Remember back when you first learned a sport, to play an instrument, to write. Remember how your teacher would stress fundamentals again and again. Not many skills can be perfected without a solid grasp of the fundamental movement or principals associated with them. Over the course of the next few articles you will see that dieting is really not any different.
Most of us learned basic nutrition way back in grammar school. We learned about proteins, carbohydrates, and fats. We learned how many servings of the various food groups were thought to be healthy at the time. And most of us paid no attention at all. Even if we had, who is to say what we learned way back when is correct? Certainly today's nutritionists know far more than those of 30 years ago. I mean, when was the last time someone recommended three servings a day of the red meat food group? But the basic fundamentals are the same. We all need a combination of protein, carbohydrates, and fat to survive. To be healthy we must pay attention to and monitor what we eat. In short, we can all benefit from basic knowledge of nutritional theory.
I am not a nutritionist. I do however, probably posess more hands on - or more accurately, personal trial and error - knowledge about eating than most people ever will. Eating for fitness performance has been a life-long hobby of mine and I have experimented with diets that have caused many "rational" minds to inform me that I was mad. Way back in high school I was experimenting with so many strange eating and supplemental combinations that I inspired my mother to write her thesis on nutrition, just to see what I was up to. I think I've attempted every supposedly performance-enhancing diet I've ever heard of. I've also experimented with most (legal) supplements. (I've been tempted to experiment with steroids but could never justify it to myself.) Basically, when it comes to fitness and nutrition, I've been a human guinea pig, and hopefully my life as a lab rat will be able to benefit you.
This month's rule (or Rule Number One as it were): Results may vary. This is a very important rule to understand. Just as in exercise fitness, there are no hard and fast rules that work for everyone.
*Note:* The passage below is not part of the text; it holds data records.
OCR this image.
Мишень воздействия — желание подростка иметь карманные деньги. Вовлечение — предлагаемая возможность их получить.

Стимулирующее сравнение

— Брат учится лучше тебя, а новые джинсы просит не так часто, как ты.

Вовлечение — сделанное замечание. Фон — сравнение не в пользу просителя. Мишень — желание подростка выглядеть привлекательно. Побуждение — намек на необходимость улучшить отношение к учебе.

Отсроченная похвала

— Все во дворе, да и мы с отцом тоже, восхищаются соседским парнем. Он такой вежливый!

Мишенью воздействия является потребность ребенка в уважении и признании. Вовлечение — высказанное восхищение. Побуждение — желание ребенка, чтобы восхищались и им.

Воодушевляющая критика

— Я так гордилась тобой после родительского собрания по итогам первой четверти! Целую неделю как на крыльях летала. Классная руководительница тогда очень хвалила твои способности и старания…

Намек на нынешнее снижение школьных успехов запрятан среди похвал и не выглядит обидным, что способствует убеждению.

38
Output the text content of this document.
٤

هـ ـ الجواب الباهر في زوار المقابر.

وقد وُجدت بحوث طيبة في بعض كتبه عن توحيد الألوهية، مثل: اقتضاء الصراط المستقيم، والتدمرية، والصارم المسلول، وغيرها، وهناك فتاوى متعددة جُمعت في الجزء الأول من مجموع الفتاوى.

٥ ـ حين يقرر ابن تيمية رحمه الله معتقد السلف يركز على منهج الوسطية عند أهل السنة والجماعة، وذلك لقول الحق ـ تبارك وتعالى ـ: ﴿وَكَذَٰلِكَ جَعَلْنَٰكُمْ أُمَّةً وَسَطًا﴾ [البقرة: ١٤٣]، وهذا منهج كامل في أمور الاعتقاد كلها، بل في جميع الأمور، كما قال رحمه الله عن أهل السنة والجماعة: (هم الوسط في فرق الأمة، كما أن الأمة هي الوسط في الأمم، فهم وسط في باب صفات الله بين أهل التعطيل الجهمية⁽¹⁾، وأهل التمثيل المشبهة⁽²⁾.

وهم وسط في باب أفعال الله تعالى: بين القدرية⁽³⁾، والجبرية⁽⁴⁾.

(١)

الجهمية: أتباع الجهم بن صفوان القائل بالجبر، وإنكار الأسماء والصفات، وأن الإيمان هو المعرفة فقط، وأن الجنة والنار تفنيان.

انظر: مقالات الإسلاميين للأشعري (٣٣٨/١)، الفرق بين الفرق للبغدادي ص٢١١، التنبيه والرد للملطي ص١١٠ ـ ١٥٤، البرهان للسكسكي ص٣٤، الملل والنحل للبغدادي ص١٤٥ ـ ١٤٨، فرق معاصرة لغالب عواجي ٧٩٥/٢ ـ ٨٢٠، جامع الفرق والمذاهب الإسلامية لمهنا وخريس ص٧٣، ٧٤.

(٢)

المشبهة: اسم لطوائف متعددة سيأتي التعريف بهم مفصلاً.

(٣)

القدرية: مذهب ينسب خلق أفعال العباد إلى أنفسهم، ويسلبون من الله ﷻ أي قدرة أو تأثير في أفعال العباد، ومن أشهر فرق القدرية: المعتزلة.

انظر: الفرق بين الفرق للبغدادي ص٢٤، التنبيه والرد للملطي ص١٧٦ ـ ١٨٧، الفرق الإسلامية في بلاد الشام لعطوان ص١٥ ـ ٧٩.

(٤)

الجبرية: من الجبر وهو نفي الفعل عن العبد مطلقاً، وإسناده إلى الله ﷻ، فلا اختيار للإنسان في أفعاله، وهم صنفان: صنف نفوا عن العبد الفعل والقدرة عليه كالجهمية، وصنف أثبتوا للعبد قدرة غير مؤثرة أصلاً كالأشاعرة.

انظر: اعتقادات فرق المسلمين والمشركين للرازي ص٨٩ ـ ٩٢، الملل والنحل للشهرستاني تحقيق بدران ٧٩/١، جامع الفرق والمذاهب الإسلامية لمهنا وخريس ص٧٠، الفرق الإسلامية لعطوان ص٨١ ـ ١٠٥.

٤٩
There are hard and fast rules about what your body needs to eat to survive, but that is different than what will turn you into an energetic whirling dervish. In exercise, the varying results are fairly easy to explain because it usually comes down to muscle fiber type. In nutrition, there is no hard science to explain it. Some say blood type, and some say heredity, some say we all benefit the same from the same foods. The fact is we just don't know. This is where you come in. This is why if you want to learn how to eat to maximize, or even improve on, your body's capabilities you need to learn to listen to your body; to gauge what is happening to you as opposed to what someone told you would happen.
Like horse wrangler Hans Ehrengard said about his horses, "I can make 'em go, but I can't make 'em do"; I can tell you what works for me (and what will theoretically make you go), but I can't tell you what will work for you. There are some things in this life you have to do for yourself and listening to the subtleties of your body is a damn fine place to start.